Toshiba drops Japan TV operations
Toshiba said on Thursday it has stopped making televisions in Japan, citing slow domestic demand as falling prices, fierce global competition and a strong yen pressure the country's electronics makers.
The IT-and-engineering conglomerate shuttered production lines at its last remaining domestic TV plant in Fukaya, near Tokyo, at the end of March, a company spokesman told AFP.
Toshiba, the maker of the Regza brand of televisions, has shifted all of its television production to factories in China, Indonesia, Egypt and Poland, he said, adding: "The fall in domestic demand is the reason."
The move is the latest development highlighting the plunging fortunes of Japan's once world-beating electronics firms.
A strong yen, intense global competition -- particularly from South Korean firms -- and falling retail prices of televisions have left Japanese manufacturers swimming in red ink for the financial year that ended in March.
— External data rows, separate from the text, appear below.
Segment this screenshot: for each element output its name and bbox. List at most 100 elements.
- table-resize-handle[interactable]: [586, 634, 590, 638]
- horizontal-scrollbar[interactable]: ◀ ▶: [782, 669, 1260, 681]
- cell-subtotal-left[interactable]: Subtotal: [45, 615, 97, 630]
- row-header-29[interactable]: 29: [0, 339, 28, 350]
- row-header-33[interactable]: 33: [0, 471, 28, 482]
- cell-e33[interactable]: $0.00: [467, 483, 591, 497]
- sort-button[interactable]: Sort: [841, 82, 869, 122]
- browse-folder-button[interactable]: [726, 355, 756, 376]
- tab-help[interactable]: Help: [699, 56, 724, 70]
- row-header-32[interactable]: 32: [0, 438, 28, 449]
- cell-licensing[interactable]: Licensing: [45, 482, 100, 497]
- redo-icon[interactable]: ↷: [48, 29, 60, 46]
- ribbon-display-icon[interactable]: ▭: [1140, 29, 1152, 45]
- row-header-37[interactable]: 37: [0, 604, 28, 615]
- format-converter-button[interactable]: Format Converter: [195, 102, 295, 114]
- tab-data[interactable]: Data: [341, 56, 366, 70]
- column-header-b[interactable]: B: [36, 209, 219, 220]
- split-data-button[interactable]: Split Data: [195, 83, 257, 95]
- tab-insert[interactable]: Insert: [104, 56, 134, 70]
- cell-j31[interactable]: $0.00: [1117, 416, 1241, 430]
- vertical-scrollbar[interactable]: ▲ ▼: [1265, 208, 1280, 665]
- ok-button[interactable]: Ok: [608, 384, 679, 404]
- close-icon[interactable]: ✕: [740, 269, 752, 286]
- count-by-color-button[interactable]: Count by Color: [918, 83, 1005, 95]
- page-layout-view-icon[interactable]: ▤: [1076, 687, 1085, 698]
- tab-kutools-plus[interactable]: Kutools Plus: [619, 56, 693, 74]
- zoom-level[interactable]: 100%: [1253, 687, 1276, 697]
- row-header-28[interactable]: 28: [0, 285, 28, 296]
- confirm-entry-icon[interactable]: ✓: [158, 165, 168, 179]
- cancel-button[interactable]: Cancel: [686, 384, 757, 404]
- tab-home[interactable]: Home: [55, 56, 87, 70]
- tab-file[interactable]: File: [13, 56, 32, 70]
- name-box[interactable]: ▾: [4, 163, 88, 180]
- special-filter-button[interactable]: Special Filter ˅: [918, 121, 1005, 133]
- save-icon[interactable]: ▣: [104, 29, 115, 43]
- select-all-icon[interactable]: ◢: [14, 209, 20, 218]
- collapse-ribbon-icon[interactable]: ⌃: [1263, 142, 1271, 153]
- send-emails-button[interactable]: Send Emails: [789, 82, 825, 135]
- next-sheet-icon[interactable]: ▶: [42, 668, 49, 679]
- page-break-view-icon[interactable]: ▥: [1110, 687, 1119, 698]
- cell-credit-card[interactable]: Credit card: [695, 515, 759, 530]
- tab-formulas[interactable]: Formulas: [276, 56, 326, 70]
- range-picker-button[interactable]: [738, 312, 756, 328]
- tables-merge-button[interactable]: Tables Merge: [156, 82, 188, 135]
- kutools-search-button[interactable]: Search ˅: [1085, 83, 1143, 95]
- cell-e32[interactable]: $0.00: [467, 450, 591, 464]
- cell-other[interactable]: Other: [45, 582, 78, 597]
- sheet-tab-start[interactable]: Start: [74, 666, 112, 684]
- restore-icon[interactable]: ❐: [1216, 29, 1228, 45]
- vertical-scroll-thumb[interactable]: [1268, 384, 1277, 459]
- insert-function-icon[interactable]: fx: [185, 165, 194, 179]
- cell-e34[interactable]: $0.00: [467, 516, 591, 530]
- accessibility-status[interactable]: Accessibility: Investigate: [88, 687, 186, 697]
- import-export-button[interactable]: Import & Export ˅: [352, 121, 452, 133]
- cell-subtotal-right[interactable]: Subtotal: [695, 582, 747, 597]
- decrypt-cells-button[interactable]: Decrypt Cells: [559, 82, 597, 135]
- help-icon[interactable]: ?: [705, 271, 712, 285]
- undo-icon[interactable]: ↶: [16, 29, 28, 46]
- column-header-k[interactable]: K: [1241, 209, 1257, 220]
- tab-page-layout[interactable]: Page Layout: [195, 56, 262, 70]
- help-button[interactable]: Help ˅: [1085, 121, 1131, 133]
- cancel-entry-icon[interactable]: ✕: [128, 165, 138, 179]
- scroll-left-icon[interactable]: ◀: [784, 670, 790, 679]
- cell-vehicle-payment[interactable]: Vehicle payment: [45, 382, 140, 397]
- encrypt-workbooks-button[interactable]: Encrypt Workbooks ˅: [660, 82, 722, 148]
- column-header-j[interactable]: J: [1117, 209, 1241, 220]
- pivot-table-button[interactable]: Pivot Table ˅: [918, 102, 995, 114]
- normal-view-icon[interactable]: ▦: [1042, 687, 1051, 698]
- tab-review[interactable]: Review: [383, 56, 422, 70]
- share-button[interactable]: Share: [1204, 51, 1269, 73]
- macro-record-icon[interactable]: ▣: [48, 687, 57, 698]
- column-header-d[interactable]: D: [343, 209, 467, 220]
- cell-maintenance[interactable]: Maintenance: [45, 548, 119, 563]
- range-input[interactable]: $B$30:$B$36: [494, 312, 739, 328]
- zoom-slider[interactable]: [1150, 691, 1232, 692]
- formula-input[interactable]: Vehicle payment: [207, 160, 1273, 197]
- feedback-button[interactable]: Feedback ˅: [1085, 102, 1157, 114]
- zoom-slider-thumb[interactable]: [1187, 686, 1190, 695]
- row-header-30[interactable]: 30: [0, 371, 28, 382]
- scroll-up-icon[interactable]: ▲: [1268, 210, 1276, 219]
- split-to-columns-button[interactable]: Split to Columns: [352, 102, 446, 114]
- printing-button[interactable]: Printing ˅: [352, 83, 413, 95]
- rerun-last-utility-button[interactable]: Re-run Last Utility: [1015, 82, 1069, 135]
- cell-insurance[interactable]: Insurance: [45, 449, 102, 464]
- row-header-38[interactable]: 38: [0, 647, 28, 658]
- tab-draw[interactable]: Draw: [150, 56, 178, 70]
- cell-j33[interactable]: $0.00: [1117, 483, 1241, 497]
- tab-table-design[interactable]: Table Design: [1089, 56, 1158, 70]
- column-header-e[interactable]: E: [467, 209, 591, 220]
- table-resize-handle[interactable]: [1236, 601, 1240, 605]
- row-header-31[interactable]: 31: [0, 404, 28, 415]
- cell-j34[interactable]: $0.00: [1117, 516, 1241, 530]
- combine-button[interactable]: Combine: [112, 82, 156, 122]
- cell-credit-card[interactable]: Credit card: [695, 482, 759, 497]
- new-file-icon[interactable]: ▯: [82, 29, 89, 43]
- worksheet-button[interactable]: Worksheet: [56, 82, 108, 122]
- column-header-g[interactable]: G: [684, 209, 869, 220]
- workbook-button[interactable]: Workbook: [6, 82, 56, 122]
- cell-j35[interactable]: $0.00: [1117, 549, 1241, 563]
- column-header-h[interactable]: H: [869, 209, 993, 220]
The industry received a temporary boost from a now-ended government stimulus programme aimed at encouraging the purchase of energy-efficient appliances, but demand has slackened in an economy that has been limping along for many years.
Domestic television demand also surged when the nation stopped analogue broadcasting last July, by which time nearly all households and corporations had bought new televisions capable of receiving digital broadcasts.
"After those events, domestic demand fell so we have reduced production accordingly," leading to a complete stoppage, the Toshiba spokesman said.
The company will hold a news conference later Thursday to discuss its new management plan.
Japanese rival Hitachi, which earlier said it will stop domestic production of television sets and shift its business focus to large-scale infrastructure projects, said it expects higher operating profit for the current year.
Reports earlier this week said cash-bleeding Sony and Panasonic were looking to join forces to produce next-generation televisions in a bid to claw back market share from South Korean rivals.
Sharp, which is to get a cash injection from Taiwan's Hon Hai, better known for its Apple gadget-making Foxconn brand, expects to remain in the red over the next year after a record $4.7 billion net loss up to March 2012.